Some %^$^*%@# hedge fund must be short-selling huge amounts to manipulate the price. It’s not fair that hedge funds are bigger than I am. (Emotions: anger, frustration).
$28.20… $28.10… you’ve hit your stop loss point but you fail to hit the sell button. After all, MSFT was having a great day. Surely the price will bounce back up eventually? (Emotion: hope)
11:45AM: $27.60…$27.50… the selling spree is not relenting. You minimize the window that shows your losses because it is too painful to watch. Why didn’t you sell earlier?
You’ve just erased everything you’ve made from weeks of trading. How are you going to ever make this money back? (Emotion: despair)
You stop caring about how much MSFT drops (Emotion: resignation). It’s already a huge loss anyway… what’s a couple more thousand matter anyway?
1:00 PM: $26.80… your technical analysis indicators show that right now may be a good buy entry point.
You know that you already have 40K shares and you can’t afford to take any more risk. But you are mad at MSFT and you want to get revenge.
Your boss is probably going to yell at your later anyway, so you might as well go all out. You double down and buy another 40K shares, bringing your total share count to 80K (Emotion: desperation).
1:30 PM: MSFT starts to nosedive. Wait, what!? MSFT dropped 20 cents in 10 seconds!? $26.20… $26.10… What is going on? What are you going to do? (Emotions: panic, fear)
You cringe as you submit a market order to sell all of your 80K shares at $26.10. Almost immediately after you sell, MSFT stops nosediving and recovers slightly.
You sold your shares at the worst possible price; if you weren’t so panicked, you could have divided your order into chunks and used limit orders and achieved better price execution. You want to cry. You are a failure. (Emotion: depression)
4:15 PM: You spend the rest of the trading day wallowing in misery without making trades. Shortly after the market close, MSFT announces blowout earnings and it shoots up to over $30.00.
You stare in disbelief… but there is nothing you can do now – if only you had followed your initial plan… (Emotions: helplessness, regret).
If You Could Do It All Over…
What would an experienced trader have done in the above situation?
Actually, even experienced traders are affected by emotion – I’ve seen a white-haired trader at a bulge bracket investment bank turning red, swearing his head off, and pounding at his keyboard – but I’ve also met a trader in his early 30’s who never once lost his cool.
So the question should be, “What should this trader have done in the ideal scenario?”
In this example, the trader should have followed his own plan and rules strictly – he should have stayed within his risk limits, sold the stock when the price hit the pre-determined stop-loss level, and he should have taken his profits when the stock reached the pre-determined profit-taking level.
In short, he should have sold immediately when the stock hit $28.80 – yes, that’s “only” a profit of $12,000, but it’s way better than losing $124,000 as this trader did.

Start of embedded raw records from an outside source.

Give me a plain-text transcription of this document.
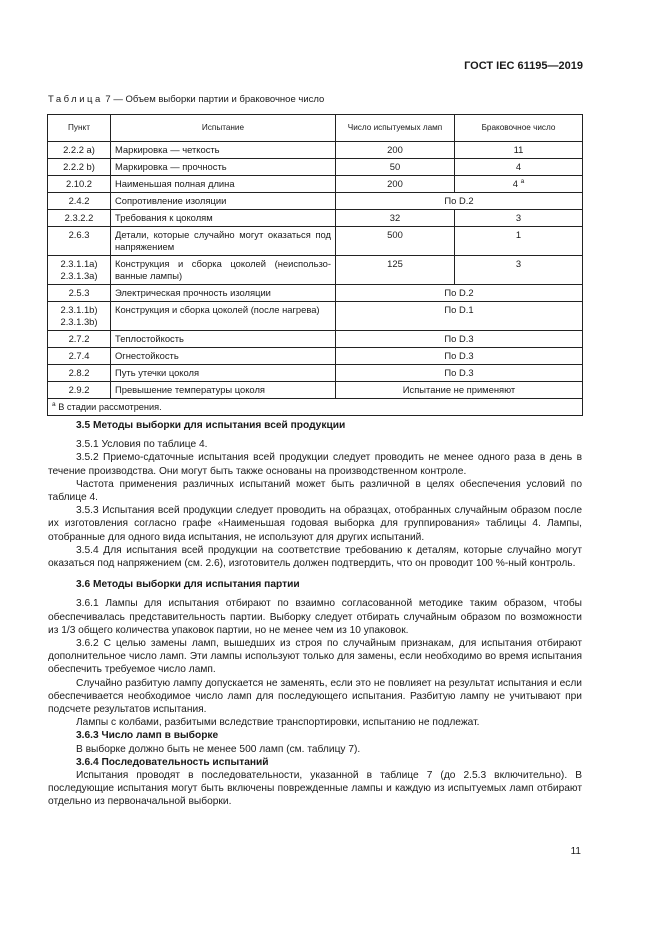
ГОСТ IEC 61195—2019
Таблица 7 — Объем выборки партии и браковочное число
Пункт	Испытание	Число испытуемых ламп	Браковочное число
2.2.2 а)	Маркировка — четкость	200	11
2.2.2 b)	Маркировка — прочность	50	4
2.10.2	Наименьшая полная длина	200	4 $^а$
2.4.2	Сопротивление изоляции	По D.2	
2.3.2.2	Требования к цоколям	32	3
2.6.3	Детали, которые случайно могут оказаться под напряжением	500	1

2.3.1.1а)
2.3.1.3а)	Конструкция и сборка цоколей (неиспользо-ванные лампы)	125	3
2.5.3	Электрическая прочность изоляции	По D.2	

2.3.1.1b)
2.3.1.3b)	Конструкция и сборка цоколей (после нагрева)	По D.1	
2.7.2	Теплостойкость	По D.3	
2.7.4	Огнестойкость	По D.3	
2.8.2	Путь утечки цоколя	По D.3	
2.9.2	Превышение температуры цоколя	Испытание не применяют	
$^а$ В стадии рассмотрения.			

3.5 Методы выборки для испытания всей продукции

3.5.1 Условия по таблице 4.

3.5.2 Приемо-сдаточные испытания всей продукции следует проводить не менее одного раза в день в течение производства. Они могут быть также основаны на производственном контроле.

Частота применения различных испытаний может быть различной в целях обеспечения условий по таблице 4.

3.5.3 Испытания всей продукции следует проводить на образцах, отобранных случайным образом после их изготовления согласно графе «Наименьшая годовая выборка для группирования» таблицы 4. Лампы, отобранные для одного вида испытания, не используют для других испытаний.

3.5.4 Для испытания всей продукции на соответствие требованию к деталям, которые случайно могут оказаться под напряжением (см. 2.6), изготовитель должен подтвердить, что он проводит 100 %-ный контроль.

3.6 Методы выборки для испытания партии

3.6.1 Лампы для испытания отбирают по взаимно согласованной методике таким образом, чтобы обеспечивалась представительность партии. Выборку следует отбирать случайным образом по возможности из 1/3 общего количества упаковок партии, но не менее чем из 10 упаковок.

3.6.2 С целью замены ламп, вышедших из строя по случайным признакам, для испытания отбирают дополнительное число ламп. Эти лампы используют только для замены, если необходимо во время испытания обеспечить требуемое число ламп.

Случайно разбитую лампу допускается не заменять, если это не повлияет на результат испытания и если обеспечивается необходимое число ламп для последующего испытания. Разбитую лампу не учитывают при подсчете результатов испытания.

Лампы с колбами, разбитыми вследствие транспортировки, испытанию не подлежат.

3.6.3 Число ламп в выборке

В выборке должно быть не менее 500 ламп (см. таблицу 7).

3.6.4 Последовательность испытаний

Испытания проводят в последовательности, указанной в таблице 7 (до 2.5.3 включительно). В последующие испытания могут быть включены поврежденные лампы и каждую из испытуемых ламп отбирают отдельно из первоначальной выборки.

11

Experienced traders know when to break their own rules because they have the discipline to not break the rules too often and to keep the risk-taking from getting out of hand.
Traders without such discipline such stick to strictly to their rules to protect themselves. As the saying goes, “plan your trades, and trade your plan.”
And if all else fails, you can just get your own trading stress bracelet.